Son yıllarda artan enerji fiyatları, zayıf büyüme ve devam eden küresel kriz, ekonomiyi baskı altına alıyor. Yaz aylarına kadar koalisyon partileri iyimser bir tablo çizmiş, milyarlarca euroluk yatırım ve borçlanma planlarıyla hem savunma hem de sosyal harcamaların karşılanabileceğini ilan etmişti. Örneğin Siemens CEO’su Roland Busch, temmuz ayında Almanya’ya önümüzdeki üç yıl içinde 631 milyar euroluk yatırım yapılacağını açıklamış, bunun için ise “siyasi cesaret ve yapısal değişiklikler” gerektiğini vurgulamıştı.
Hükümet Ağustos başında sosyal politikalarla ilgili bazı düzenlemeleri de hayata geçirdi: emeklilik seviyesinin 2031’e kadar korunması, “anne emekliliği”nin genişletilmesi, kamu ihalelerinde sendika sözleşmelerine bağlılık şartının 2032’ye kadar uzatılması gibi kararlar alındı.

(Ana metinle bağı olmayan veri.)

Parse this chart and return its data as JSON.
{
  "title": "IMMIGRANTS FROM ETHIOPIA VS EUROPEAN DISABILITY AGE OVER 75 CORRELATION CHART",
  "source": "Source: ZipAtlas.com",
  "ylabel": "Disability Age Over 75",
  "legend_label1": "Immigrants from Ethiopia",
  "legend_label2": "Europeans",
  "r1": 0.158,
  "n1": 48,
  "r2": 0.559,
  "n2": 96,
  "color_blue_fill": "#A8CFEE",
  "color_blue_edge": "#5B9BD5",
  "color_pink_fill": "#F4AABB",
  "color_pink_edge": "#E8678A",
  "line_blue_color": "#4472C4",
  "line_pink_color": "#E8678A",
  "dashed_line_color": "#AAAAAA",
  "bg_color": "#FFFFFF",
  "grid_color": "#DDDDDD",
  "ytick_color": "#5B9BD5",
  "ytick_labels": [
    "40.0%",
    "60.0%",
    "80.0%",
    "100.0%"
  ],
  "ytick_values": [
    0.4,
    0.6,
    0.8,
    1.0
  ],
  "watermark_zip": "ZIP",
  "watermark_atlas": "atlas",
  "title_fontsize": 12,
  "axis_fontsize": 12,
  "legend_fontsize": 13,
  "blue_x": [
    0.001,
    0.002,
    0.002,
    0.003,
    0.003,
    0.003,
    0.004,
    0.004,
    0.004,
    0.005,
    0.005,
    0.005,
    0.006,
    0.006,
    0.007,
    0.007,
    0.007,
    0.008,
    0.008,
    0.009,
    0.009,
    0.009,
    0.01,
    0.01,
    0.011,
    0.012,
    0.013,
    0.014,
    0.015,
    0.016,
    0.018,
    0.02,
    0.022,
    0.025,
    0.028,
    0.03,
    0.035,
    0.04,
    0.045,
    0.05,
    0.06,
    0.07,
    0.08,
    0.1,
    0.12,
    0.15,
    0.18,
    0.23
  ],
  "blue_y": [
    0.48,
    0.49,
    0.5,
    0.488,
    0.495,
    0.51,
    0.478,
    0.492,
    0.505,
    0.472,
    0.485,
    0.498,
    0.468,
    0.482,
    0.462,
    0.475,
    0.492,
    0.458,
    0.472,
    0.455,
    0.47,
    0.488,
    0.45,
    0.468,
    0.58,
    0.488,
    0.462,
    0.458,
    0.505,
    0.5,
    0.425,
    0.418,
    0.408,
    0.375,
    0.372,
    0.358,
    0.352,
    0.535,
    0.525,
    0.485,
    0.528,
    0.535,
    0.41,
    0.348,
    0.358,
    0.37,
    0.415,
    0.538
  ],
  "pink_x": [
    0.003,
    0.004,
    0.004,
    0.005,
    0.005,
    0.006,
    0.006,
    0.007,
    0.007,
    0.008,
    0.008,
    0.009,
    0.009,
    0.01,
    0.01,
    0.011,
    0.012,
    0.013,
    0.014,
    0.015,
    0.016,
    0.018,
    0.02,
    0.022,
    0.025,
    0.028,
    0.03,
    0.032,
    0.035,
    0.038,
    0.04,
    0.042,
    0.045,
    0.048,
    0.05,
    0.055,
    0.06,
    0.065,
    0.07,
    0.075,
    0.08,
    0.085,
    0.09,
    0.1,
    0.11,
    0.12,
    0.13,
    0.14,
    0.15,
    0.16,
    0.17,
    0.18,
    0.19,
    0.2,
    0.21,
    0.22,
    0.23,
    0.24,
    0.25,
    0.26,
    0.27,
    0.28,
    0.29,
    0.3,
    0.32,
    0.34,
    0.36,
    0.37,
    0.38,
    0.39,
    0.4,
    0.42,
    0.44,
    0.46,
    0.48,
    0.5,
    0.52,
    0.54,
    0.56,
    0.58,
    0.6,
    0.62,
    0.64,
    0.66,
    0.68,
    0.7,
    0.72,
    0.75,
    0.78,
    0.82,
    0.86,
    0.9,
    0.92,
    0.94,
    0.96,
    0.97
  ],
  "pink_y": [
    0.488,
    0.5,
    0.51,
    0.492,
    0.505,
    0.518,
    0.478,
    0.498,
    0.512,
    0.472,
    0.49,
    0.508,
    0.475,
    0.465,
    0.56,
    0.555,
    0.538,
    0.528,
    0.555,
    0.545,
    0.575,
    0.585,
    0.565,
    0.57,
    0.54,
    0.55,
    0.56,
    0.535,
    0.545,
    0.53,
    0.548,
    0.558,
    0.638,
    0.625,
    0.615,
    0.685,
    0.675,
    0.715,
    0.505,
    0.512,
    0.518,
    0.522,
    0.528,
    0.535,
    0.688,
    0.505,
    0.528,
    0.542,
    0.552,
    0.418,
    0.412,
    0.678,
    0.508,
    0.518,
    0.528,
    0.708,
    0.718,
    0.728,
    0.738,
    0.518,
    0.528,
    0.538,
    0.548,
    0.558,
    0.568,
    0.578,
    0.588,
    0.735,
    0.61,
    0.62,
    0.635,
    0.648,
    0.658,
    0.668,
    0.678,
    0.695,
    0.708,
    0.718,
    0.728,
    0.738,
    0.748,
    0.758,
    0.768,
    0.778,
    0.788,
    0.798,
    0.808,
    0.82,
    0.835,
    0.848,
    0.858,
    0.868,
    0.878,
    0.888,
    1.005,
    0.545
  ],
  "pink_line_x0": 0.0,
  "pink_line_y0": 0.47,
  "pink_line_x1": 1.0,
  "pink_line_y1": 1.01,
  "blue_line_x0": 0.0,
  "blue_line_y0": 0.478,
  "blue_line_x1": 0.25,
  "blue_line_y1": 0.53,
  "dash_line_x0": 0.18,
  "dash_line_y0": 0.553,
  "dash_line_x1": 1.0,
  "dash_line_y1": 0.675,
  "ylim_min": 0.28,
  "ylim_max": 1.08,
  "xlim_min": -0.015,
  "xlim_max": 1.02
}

Ancak kısa süre içinde tablo değişti. Ağustos sonuna gelindiğinde otomotiv sektöründe işten çıkarmalar, artan iflaslar ve küçülen ekonomi gündeme geldi. Maliye Bakanı ve SPD lideri, bakanlar kuruluna gönderdiği yazıda 2027 bütçesinde 30 milyar euronun üzerinde açık bulunduğunu belirterek hızlı bir şekilde “ciddi tasarruf önerileri” istedi. SPD’nin anketlerde yüzde 14 seviyelerine gerilemesi ve Eylül ayında Kuzey Ren-Vestfalya’daki yerel seçimlerde yeni bir oy kaybı ihtimali, partiyi 20 yıldır tekrarladığı vergi artışlarını gündeme almaya mecbur etti.
CDU/CSU cephesinde ise bu öneriler tepkiyle karşılandı. Vergi artışları, muhafazakârlar tarafından “sosyalist politikalar” olarak kabul edildiği için şiddetle karşı çıkılıyor. Öte yandan, siyasi çevrelerde CDU/CSU’nun ileride AfD ile iş birliği yapma olasılığı da tartışılıyor. Bu durum, koalisyonun geleceğine dair belirsizliği artırıyor.
Başbakan ve hükümet, sonbaharda reformların hayata geçirileceğini vurgulasa da, gözlemcilere göre bu süreç oldukça çetin geçecek. Uzmanlar, “Reform Sonbaharı”nın koalisyon için aynı zamanda bir sınav olacağı görüşünde.